City Winery inked a deal with RXR Realty and Youngwoo & Associates for 32,000 square feet in the long-abandoned former shipping and passenger terminal at Pier 57 in the Meatpacking District, Crain’s New York Business first reported. Terms of the deal were not immediately clear and the sources said there are no official asking rents in the development.
The venue plans to move to Pier 57 at the end of the year or the beginning of next year, per the sources.
Sources said that Lee & Associates NYC’s Peter Braus represented City Winery in the deal while RXR handled it in-house with William Elder. Braus declined to comment and Elder and a spokeswoman for RXR did not immediately respond to a request for comment.
City Winery, which opened in 2008 at 155 Varick Street between Spring and Vandam Streets, will vacate its Soho spot in August because its landlord, the church-owned Trinity Real Estate, sold the building to Disney for $650 million, Crain’s reported. The media giant plans to build a new headquarters for ABC on the site.

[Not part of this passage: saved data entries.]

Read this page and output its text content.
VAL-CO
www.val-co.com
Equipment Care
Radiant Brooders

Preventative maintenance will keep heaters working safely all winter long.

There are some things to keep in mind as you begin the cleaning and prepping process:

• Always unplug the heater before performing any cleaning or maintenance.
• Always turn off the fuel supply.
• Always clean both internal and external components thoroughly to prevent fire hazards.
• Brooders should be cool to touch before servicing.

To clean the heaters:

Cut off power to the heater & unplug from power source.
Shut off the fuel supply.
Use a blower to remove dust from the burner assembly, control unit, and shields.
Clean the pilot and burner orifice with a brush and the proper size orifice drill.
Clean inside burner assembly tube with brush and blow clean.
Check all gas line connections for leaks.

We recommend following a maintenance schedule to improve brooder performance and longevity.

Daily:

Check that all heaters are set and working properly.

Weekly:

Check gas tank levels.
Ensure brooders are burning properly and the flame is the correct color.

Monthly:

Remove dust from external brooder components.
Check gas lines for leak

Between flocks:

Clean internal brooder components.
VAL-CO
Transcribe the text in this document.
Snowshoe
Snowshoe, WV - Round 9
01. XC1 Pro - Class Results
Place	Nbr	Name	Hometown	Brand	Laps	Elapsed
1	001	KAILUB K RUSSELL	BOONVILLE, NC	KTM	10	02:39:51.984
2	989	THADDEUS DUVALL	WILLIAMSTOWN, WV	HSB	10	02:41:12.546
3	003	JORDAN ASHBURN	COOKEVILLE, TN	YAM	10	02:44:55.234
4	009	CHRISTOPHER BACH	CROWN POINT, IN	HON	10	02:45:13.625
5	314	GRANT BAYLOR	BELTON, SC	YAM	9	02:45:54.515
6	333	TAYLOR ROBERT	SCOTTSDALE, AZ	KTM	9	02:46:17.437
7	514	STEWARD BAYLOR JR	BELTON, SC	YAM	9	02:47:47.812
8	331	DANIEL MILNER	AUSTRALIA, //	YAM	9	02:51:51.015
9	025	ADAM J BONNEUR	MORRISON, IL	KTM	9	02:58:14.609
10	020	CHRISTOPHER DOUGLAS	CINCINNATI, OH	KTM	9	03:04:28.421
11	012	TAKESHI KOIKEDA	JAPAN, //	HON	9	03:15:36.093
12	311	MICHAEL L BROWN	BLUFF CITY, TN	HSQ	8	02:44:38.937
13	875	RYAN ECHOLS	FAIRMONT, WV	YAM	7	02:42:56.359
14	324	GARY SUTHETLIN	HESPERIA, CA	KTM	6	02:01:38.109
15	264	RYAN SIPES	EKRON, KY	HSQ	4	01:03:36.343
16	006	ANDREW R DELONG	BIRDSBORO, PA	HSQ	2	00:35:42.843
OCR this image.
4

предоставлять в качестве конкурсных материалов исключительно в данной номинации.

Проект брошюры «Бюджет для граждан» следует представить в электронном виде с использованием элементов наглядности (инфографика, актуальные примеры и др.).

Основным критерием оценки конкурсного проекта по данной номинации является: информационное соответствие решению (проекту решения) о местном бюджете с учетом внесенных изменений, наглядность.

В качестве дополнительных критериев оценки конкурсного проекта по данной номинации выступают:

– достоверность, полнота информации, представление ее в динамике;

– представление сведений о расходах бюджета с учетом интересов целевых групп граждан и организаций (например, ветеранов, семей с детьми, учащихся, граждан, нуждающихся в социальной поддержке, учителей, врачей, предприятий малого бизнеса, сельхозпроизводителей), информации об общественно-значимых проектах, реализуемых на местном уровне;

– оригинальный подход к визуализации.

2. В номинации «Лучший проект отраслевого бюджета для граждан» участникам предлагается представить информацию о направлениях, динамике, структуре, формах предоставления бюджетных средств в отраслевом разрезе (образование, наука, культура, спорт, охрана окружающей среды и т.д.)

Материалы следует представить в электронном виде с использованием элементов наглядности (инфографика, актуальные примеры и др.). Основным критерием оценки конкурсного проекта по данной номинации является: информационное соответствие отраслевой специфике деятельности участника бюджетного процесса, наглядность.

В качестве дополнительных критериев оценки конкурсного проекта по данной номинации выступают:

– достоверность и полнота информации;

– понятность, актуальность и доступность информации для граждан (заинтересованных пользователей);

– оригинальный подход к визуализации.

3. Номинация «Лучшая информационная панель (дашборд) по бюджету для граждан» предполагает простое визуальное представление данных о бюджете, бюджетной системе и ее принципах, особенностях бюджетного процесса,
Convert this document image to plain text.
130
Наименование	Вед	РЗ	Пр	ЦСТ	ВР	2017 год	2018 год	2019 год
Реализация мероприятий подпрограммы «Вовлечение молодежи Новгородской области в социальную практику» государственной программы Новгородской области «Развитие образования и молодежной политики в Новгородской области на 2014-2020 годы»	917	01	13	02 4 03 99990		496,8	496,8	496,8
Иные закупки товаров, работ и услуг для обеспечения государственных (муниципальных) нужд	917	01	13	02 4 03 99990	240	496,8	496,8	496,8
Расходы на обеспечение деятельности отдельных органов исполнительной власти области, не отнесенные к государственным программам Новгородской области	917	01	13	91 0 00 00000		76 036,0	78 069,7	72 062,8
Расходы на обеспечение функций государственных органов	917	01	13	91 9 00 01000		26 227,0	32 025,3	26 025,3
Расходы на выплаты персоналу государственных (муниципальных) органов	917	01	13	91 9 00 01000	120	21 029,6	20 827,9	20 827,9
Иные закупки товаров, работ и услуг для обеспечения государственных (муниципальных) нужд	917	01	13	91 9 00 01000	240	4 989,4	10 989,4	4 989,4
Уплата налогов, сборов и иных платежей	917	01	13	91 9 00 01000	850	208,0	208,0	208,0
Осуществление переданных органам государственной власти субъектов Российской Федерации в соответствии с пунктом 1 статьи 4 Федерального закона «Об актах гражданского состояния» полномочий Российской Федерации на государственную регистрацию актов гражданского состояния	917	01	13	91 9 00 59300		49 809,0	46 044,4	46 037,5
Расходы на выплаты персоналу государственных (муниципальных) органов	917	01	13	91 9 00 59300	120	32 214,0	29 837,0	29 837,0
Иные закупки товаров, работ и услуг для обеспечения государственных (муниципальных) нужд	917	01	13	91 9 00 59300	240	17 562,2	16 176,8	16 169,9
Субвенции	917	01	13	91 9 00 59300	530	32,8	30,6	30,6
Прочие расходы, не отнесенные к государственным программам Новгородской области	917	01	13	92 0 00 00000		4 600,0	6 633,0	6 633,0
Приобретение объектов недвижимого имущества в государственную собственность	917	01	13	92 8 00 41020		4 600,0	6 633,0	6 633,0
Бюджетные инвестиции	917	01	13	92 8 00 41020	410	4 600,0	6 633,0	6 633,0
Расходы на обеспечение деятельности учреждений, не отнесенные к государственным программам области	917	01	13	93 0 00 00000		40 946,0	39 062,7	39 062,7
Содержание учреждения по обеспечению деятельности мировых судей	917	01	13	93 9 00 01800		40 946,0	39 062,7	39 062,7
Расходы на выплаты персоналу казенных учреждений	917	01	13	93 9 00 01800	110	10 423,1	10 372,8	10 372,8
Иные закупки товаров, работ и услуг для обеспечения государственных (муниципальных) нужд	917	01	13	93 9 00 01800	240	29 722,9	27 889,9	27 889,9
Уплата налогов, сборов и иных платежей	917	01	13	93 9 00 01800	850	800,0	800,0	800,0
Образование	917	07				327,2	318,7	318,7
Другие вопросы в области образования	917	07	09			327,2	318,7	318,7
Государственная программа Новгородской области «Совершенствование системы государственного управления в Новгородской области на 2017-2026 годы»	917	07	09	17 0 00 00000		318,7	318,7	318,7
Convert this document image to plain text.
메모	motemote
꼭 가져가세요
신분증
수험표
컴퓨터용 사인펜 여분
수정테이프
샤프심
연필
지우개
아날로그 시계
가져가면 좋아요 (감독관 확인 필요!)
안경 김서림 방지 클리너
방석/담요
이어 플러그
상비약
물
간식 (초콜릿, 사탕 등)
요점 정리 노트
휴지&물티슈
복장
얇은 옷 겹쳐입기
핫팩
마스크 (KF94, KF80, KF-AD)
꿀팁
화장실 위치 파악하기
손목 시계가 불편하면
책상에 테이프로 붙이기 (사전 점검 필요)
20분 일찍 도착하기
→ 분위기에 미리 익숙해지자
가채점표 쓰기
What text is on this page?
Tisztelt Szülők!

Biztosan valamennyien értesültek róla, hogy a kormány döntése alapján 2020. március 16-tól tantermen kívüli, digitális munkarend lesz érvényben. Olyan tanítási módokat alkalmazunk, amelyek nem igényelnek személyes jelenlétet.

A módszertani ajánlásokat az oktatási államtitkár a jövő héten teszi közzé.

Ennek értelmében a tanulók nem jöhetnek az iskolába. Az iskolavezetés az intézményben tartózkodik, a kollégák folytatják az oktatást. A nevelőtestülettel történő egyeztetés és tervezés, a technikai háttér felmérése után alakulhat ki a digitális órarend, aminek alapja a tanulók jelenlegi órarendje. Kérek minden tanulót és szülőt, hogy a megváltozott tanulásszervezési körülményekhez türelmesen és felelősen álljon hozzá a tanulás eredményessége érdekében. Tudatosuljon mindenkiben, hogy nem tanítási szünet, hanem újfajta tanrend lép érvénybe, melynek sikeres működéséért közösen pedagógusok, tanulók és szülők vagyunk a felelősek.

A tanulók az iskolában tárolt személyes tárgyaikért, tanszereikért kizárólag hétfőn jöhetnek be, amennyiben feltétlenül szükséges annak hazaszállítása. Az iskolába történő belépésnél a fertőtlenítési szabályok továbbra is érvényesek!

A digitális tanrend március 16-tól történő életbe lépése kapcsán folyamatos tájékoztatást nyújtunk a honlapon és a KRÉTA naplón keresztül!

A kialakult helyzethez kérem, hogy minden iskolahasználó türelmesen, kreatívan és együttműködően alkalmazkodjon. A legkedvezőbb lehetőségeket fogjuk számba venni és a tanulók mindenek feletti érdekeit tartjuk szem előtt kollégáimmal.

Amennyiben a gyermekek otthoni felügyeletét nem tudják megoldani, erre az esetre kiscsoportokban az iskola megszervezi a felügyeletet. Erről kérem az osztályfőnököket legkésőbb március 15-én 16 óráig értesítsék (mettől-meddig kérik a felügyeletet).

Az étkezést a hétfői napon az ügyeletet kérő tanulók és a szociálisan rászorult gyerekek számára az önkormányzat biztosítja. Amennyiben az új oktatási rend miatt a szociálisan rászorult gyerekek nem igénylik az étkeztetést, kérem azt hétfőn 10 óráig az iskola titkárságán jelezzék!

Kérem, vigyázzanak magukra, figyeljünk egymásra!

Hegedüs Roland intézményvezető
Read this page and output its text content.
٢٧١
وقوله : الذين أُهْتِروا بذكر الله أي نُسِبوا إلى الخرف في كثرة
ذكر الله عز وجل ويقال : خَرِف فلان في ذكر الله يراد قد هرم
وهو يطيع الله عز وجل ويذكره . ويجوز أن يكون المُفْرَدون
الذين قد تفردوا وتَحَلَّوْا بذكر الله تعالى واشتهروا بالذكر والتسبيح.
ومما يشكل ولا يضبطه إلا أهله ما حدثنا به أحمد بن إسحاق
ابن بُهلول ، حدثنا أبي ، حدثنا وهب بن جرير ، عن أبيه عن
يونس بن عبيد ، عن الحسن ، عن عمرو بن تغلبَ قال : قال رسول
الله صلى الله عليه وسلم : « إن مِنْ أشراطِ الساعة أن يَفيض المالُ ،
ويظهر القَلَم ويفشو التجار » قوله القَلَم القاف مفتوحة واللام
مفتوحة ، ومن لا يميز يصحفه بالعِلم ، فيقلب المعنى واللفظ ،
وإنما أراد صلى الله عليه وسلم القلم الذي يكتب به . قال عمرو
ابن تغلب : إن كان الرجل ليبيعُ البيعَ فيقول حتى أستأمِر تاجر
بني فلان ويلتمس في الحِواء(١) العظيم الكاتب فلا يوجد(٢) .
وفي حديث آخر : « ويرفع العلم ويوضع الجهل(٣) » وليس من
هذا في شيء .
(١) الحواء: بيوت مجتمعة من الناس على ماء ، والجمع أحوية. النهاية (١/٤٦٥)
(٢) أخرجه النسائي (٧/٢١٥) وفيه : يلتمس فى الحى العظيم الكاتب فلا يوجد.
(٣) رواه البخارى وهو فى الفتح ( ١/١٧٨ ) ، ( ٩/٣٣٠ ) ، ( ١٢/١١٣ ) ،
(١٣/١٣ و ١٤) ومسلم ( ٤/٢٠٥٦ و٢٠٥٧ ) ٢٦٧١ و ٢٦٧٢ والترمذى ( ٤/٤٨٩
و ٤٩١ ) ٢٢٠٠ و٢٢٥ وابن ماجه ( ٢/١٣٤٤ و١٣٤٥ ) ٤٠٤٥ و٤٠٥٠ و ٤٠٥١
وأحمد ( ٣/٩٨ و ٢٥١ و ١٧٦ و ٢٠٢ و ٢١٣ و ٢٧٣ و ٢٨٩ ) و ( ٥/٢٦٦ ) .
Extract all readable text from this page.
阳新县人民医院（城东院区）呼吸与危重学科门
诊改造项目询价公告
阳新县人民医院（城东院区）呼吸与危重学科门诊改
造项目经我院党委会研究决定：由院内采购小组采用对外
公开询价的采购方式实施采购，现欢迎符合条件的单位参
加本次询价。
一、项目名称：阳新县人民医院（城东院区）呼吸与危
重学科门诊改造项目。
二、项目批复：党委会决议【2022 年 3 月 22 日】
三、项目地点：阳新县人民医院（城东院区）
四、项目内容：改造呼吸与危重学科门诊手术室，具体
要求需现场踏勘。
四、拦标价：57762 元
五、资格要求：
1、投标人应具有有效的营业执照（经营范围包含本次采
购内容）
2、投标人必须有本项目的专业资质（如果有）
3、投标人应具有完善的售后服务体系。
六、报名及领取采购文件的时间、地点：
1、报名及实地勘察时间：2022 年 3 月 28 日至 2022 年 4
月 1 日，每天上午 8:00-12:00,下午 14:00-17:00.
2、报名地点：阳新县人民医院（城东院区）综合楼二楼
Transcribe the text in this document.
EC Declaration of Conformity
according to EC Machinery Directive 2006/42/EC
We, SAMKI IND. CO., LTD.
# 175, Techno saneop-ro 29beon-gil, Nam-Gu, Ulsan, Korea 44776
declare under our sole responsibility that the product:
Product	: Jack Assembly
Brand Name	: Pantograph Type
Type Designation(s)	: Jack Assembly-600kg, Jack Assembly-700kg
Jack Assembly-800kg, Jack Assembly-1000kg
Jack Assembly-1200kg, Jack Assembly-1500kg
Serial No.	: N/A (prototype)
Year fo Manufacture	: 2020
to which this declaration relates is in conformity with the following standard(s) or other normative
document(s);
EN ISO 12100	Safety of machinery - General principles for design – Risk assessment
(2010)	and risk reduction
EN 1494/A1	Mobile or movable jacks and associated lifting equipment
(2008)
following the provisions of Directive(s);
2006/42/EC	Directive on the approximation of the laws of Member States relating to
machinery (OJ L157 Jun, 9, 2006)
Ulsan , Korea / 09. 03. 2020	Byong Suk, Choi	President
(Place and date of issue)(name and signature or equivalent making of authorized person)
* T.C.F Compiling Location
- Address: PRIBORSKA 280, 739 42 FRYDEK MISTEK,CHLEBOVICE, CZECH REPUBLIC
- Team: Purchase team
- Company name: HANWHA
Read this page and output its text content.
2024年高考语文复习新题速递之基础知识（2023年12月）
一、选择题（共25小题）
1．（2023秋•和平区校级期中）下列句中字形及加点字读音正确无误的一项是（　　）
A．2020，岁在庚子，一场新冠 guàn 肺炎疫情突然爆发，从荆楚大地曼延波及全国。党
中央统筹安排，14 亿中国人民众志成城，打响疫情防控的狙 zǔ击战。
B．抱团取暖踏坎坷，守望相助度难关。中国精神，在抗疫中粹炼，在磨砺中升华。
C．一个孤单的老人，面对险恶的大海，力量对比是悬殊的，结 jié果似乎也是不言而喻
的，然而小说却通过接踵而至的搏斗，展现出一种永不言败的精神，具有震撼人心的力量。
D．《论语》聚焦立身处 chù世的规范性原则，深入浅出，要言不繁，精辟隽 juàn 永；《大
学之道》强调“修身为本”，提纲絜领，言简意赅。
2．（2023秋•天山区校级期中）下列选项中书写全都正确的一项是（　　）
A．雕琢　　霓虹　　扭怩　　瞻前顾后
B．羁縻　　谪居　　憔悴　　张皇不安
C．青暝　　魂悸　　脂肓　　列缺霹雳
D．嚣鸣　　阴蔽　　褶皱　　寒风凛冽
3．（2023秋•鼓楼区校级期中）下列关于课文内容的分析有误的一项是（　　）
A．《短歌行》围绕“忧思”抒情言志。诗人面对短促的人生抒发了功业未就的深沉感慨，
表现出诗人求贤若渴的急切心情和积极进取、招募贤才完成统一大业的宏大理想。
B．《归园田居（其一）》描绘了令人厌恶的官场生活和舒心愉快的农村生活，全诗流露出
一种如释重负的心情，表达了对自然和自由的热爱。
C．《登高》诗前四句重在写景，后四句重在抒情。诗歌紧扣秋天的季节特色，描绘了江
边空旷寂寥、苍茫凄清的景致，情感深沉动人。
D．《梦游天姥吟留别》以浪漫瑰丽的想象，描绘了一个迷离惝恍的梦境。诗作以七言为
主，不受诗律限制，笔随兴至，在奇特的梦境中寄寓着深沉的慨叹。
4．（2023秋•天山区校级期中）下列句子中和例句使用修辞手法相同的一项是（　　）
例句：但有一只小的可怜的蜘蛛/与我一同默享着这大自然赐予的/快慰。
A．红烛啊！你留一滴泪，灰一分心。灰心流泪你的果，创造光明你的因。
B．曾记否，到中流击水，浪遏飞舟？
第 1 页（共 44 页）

In February, City Winery filed a lawsuit against its landlord over the eviction, claiming Trinity Real Estate made City Winery spend $2 million to renovate the space, AM New York reported, then forced the tenant to move.
Michael Dorf, the founder and CEO of City Winery, did not immediately respond to a request for comment.
The venue will become a part of the $350 million revamp of Pier 57 that will have a 250,000-square-foot Google (GOOGL) office, a park and food spaces. It was originally slated to have a 100,000-square-foot food hall curated by the late celebrity chef Anthony Bourdain but the plans were canceled by Bourdain in 2017, Eater New York reported.
With additional reporting provided by Lauren Elkies Schram.